Case Study: basic digital archive

Chris Beer edited this page Mar 25, 2015 · 3 revisions

In this scenario, a group wants to assemble and present photographs, primary documents, newspaper clippings, and oral and written narratives. They have some material already created in collection management software, but expected to add additional material directly into the application.

Getting started

To quickly evaluate spotlight, they use Docker and the docker-spotlight bundle to spin up a new Spotlight application. The generated application is bare-bones and only supports item uploads with exhibit-specific fields.

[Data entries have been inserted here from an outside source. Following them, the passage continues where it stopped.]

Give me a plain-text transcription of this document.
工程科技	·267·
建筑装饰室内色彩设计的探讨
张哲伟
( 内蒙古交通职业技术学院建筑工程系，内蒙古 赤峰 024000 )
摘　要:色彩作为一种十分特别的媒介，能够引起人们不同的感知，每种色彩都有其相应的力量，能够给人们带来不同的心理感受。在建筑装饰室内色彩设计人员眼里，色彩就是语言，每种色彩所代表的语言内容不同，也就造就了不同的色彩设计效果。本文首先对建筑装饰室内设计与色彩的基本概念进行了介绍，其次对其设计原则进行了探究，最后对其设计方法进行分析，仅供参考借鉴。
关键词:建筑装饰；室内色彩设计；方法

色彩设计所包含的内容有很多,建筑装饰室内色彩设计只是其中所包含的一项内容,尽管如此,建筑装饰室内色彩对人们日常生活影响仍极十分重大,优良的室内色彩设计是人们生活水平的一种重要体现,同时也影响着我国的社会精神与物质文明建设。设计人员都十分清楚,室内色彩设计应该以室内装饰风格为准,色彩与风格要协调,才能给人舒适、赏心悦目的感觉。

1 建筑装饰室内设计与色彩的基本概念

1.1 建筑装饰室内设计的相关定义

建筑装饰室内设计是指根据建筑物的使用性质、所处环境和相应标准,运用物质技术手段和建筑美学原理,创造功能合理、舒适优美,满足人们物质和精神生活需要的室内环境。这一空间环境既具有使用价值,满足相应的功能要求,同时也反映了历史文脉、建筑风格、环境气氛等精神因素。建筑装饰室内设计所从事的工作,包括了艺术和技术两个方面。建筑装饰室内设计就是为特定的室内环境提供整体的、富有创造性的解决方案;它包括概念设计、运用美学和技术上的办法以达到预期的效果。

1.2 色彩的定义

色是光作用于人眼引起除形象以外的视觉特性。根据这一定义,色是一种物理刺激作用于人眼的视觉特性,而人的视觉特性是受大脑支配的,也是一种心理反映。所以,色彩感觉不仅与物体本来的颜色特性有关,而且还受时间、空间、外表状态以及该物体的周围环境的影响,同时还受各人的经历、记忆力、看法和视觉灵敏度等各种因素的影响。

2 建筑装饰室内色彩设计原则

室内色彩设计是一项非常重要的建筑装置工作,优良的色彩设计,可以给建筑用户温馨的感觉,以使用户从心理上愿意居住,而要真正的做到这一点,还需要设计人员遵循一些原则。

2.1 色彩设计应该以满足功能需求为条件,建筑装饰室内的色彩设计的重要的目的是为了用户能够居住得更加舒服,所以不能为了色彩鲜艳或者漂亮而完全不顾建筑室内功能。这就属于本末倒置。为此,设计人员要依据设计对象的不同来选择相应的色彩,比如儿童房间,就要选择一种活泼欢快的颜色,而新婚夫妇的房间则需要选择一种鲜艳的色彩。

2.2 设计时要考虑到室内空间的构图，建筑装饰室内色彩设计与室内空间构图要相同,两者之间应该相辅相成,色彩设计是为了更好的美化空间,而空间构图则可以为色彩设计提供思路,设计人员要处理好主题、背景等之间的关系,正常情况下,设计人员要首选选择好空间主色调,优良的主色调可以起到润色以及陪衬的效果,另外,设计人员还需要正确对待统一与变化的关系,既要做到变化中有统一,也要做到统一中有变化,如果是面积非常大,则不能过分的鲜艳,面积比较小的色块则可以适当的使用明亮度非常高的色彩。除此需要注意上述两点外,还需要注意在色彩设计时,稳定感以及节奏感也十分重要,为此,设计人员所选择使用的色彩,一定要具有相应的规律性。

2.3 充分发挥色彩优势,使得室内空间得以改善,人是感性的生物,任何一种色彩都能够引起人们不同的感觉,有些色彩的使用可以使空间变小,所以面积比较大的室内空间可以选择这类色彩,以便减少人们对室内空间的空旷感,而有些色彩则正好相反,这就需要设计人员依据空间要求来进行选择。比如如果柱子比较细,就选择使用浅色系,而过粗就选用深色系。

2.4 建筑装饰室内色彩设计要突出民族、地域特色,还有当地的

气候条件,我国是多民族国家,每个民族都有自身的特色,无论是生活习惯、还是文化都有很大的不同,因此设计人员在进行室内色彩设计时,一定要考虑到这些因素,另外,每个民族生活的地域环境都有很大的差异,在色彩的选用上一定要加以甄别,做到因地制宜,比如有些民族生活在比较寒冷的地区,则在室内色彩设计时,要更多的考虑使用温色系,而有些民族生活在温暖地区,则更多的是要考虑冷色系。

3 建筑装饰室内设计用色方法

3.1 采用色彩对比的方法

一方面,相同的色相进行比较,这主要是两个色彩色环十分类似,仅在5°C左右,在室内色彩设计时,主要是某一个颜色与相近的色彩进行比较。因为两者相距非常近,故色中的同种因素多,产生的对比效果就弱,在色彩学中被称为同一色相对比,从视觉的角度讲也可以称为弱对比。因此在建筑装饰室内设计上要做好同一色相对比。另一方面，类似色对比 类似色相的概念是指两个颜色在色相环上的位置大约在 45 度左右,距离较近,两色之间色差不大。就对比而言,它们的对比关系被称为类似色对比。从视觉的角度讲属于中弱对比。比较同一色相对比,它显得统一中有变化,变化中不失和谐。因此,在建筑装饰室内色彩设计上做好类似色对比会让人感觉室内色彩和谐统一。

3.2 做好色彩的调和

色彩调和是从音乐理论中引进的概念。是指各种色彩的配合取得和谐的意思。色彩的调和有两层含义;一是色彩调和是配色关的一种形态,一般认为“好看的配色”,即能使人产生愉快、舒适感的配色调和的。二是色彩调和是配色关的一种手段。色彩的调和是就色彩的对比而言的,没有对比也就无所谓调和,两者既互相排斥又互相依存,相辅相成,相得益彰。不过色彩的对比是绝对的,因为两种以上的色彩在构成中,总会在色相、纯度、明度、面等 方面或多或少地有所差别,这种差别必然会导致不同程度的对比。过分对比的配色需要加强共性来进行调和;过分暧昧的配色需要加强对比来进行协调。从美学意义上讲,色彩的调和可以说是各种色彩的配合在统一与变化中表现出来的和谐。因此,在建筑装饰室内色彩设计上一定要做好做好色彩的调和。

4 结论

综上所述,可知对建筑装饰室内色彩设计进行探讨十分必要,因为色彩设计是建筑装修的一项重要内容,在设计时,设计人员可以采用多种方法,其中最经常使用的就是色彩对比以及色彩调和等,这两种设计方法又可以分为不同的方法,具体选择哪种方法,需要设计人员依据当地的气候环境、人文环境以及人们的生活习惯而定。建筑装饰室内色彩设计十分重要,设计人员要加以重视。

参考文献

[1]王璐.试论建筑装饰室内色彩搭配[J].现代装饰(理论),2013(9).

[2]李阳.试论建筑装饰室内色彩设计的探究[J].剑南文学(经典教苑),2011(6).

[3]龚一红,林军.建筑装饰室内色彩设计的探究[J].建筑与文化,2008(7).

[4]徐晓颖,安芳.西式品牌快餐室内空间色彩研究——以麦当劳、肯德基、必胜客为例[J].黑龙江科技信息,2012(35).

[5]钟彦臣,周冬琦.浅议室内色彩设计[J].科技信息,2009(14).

screen shot 2015-03-25 at 8 07 09 am

Adding exhibit-specific fields

In addition to a file and a title, (out-of-the-box) Spotlight offers three default fields for exhibit-specific items: description, attribution and date.

screen shot 2015-03-25 at 8 10 31 am

The curator decides two additional fields would be useful for evaluating Spotlight. They create a field for "Narrative type", and make it a "controlled vocabulary" field. This will allow the value to show up as facets on the home page and as part of the search experience.

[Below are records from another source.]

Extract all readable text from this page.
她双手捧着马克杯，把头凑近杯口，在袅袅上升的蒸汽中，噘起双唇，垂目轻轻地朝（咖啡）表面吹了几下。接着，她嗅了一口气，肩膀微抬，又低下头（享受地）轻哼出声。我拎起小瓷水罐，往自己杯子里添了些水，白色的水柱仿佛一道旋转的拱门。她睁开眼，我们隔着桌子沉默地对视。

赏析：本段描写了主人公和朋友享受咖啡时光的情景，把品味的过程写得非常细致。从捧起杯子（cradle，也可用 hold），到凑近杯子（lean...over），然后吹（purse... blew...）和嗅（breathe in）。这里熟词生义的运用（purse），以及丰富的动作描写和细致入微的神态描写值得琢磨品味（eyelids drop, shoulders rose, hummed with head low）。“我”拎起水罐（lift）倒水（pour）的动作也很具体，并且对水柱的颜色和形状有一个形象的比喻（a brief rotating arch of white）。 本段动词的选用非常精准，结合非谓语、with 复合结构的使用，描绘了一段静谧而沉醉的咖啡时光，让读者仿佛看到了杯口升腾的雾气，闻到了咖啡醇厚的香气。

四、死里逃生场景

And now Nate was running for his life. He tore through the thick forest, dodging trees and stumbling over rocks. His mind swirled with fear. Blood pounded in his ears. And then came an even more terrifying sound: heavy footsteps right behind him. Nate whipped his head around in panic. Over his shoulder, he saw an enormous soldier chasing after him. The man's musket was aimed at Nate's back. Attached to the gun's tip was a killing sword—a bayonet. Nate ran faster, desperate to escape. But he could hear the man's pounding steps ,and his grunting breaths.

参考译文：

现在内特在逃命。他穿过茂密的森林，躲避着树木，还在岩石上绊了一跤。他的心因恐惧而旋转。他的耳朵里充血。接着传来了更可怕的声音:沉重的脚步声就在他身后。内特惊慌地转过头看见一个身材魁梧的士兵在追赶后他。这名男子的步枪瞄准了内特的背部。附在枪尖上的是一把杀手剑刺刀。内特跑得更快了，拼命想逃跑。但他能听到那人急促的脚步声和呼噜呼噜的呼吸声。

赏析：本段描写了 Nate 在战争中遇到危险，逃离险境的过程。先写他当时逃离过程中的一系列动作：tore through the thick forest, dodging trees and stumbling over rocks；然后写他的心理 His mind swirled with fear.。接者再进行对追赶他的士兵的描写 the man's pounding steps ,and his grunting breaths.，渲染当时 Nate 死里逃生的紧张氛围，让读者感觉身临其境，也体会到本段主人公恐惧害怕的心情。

screen shot 2015-03-25 at 8 12 09 am

screen shot 2015-03-25 at 8 13 50 am

The curator also adds a location field, leaving it as a free-form text field for now, and hoping to automatically process the data into machine-readable geographies in the future. Finally, they add several Dublin Core-inspired fields to hold data from their existing management database:

screen shot 2015-03-25 at 8 22 23 am

Bulk loading as CSV

After creating the exhibit-specific fields, the curator downloads the basic CSV template. The template has columns for every field and a URL field to point at remote images.

multiitemupload

The existing database provided an Atom feed with content for the objects. A ruby developer quickly made a script to convert the feed into the CSV template format:

doc = open('http://stanislausriver.org/items/browse?output=atom').read
ns = { atom: "http://www.w3.org/2005/Atom" }

h = Nokogiri::XML(doc).xpath('//atom:entry', ns).map do |x| 
  content = Hash[Nokogiri::HTML(x.xpath("atom:content", ns).text).css('div').map do |d| 
      [d.css('h3').text, d.css('.element-text').text] 
  end]; 

  { 
    full_title_tesim: x.xpath('atom:title', ns).text, 
    url: x.xpath('atom:link[contains(@rel, "enclosure")]/@href', ns).text,
    spotlight_upload_attribution_tesim: content['Rights'],
    spotlight_upload_date_tesim: content['Date'],
    "exhibit_default-exhibit_creator_ssim" => content['Creator'],
    "exhibit_default-exhibit_source_ssim" => content['Source'],
    "exhibit_default-exhibit_type_ssim" => content['Type']
  }
end

puts CSV.generate { |csv| csv << h.first.keys; _.each { |x| csv << x.values } }

After uploading the CSV spreadsheet, Spotlight processed the request in the background and created new objects for each of the rows. Spotlight also downloaded each of the URLs and processed them to create derivative thumbnails (400px long edge, 100x100 square).

screen shot 2015-03-25 at 8 47 11 am

These items now show up in the search results, and have an openseadragon image viewer:

screen shot 2015-03-25 at 8 57 50 am

Single item upload

The curator also has additional items to load, and uses the single item form to add those to Spotlight:

screen shot 2015-03-25 at 8 48 52 am

Although the out-of-the-box form is sufficient for testing Spotlight, the curator is interested in customizing this form in the future, or automatically connecting the existing database with the Spotlight exhibit. The Spotlight wiki documents some of these Resource Scenarios.